On Sunday we had a large group of friends over to sing Christmas carols. The children were all cooking and baking their little hearts out. On this particular cooking marathon, Colter learned a valuable lesson.
Our piano teacher had given us some friendship bread starter. Colter had successfully divided the starter and was making two loaves to serve to our friends that evening.
He was flying solo on this recipe, but I happened to glance into the bowl at one point, and asked, “Colter, what did you just put into the bowl?” (Because it looked like powdered sugar, and I knew the recipe did not call for powdered sugar). His reply, “Baking powder.”

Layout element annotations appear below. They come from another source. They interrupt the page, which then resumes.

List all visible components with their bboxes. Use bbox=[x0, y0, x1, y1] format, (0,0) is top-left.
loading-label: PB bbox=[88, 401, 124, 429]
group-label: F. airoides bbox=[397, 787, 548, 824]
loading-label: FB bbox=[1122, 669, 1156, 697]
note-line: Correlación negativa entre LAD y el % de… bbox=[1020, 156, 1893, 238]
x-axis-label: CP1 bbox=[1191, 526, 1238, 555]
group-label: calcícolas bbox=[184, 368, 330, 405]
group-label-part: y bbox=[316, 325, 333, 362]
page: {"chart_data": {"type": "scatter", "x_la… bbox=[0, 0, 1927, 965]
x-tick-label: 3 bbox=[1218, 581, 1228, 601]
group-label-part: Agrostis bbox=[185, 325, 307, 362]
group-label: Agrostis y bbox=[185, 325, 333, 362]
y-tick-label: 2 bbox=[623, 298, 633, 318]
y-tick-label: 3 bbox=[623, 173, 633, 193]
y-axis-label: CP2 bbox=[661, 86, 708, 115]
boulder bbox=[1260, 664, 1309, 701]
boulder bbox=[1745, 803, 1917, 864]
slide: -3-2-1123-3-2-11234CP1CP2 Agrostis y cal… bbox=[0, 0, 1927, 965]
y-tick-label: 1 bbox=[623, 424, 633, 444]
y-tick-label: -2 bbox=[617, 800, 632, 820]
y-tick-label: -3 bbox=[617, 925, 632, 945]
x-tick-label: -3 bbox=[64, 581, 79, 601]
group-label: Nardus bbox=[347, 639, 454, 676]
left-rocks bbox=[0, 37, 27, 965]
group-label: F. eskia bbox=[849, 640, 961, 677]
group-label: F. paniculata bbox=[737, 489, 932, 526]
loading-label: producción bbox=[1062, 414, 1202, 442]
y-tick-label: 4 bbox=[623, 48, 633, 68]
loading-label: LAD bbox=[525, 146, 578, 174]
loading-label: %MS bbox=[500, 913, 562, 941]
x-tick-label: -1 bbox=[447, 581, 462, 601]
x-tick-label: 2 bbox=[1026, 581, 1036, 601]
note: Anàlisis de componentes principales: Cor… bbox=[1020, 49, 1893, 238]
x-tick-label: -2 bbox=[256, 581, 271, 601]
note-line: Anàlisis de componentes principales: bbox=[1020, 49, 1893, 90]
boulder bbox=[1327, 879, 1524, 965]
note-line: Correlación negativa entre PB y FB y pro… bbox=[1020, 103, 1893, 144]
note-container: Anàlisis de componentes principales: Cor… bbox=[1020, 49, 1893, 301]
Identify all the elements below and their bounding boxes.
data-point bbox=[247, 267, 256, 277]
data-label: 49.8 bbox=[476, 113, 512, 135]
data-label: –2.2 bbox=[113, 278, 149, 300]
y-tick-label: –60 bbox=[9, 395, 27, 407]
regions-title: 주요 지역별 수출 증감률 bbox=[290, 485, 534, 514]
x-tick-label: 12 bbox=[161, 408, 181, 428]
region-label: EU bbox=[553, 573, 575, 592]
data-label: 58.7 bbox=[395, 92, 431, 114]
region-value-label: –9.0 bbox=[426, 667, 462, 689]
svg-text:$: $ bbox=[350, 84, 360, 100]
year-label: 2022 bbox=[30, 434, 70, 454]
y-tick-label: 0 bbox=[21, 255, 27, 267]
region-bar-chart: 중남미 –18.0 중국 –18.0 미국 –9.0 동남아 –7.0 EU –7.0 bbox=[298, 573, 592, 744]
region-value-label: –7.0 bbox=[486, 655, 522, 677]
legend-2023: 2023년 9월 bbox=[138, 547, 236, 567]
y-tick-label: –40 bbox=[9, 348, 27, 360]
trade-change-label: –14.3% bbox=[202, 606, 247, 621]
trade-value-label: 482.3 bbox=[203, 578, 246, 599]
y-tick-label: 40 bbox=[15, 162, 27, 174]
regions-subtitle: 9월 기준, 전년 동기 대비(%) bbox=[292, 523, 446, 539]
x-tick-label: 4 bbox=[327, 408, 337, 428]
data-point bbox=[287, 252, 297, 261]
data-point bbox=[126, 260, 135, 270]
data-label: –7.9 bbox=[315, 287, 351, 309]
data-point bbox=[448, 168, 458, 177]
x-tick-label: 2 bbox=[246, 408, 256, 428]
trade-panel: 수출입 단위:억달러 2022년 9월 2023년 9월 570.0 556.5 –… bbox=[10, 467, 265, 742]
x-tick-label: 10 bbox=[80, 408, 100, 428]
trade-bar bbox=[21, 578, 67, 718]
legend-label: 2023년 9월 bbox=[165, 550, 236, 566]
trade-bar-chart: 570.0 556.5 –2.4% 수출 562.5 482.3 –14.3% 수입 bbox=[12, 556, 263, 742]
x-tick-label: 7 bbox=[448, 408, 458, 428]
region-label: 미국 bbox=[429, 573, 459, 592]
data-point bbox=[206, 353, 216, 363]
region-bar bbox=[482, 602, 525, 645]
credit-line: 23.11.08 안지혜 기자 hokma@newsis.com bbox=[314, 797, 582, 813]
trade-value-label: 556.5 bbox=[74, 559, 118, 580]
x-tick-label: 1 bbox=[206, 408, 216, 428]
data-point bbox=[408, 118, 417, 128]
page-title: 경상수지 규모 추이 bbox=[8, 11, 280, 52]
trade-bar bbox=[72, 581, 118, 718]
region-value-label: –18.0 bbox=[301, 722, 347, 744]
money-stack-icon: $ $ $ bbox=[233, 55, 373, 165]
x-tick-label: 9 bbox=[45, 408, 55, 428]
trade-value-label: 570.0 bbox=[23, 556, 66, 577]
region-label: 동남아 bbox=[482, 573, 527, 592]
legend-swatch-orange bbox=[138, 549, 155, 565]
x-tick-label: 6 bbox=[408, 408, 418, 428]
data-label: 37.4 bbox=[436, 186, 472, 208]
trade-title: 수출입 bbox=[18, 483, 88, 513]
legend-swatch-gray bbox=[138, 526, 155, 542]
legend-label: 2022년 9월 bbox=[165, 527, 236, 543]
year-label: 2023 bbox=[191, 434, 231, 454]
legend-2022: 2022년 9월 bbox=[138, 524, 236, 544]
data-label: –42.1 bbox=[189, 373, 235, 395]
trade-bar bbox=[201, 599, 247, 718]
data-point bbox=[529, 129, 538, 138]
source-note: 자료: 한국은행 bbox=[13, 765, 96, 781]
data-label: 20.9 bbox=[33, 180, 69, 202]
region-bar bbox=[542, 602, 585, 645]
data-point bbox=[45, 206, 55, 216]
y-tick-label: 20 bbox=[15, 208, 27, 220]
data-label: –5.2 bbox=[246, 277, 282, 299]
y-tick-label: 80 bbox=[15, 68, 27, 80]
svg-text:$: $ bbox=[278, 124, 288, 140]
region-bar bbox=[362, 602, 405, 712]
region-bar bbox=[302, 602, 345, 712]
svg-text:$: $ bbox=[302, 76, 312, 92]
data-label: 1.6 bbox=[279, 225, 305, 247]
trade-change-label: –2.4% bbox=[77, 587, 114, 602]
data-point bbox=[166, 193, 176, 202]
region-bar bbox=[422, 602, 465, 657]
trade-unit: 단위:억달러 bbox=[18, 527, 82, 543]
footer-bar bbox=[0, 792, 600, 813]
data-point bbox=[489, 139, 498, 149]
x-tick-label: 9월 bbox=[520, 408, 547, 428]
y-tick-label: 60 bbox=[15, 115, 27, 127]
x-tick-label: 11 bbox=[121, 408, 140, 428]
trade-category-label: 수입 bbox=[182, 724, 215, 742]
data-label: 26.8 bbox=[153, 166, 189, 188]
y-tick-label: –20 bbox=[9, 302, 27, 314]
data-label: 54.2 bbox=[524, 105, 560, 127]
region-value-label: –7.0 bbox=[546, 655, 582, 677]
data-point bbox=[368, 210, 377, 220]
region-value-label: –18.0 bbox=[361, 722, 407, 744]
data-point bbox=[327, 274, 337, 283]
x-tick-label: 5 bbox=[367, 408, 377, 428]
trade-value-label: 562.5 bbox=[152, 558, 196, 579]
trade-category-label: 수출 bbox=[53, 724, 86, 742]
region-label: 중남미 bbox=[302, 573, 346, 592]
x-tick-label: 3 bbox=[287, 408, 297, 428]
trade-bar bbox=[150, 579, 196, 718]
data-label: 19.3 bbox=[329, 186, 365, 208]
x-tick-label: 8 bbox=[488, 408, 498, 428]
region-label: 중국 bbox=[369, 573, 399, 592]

A quick glance at the recipe showed me that he was supposed to add 1 1/4 tsp baking powder. “How much baking powder did you put in?”
“1 1/4 cups.” Yep, you read that right – cups.
Now, it wouldn’t have been so bad, except that he had taken his hand, and mushed the baking powder down into the batter, so there were nice hand prints in the baking powder.
After gently explaining his error to Cole, Mom tried to remove as much baking powder as possible, (but knew there was still way too much in there). Cole proceeded to finish the recipe anyway.
So for those of you non-chefs out there, baking powder causes things to rise, or as we say, “powder puffs”. But if you put in too much powder, it rises, and then falls. Like this:
It was a good lesson for Colter to learn!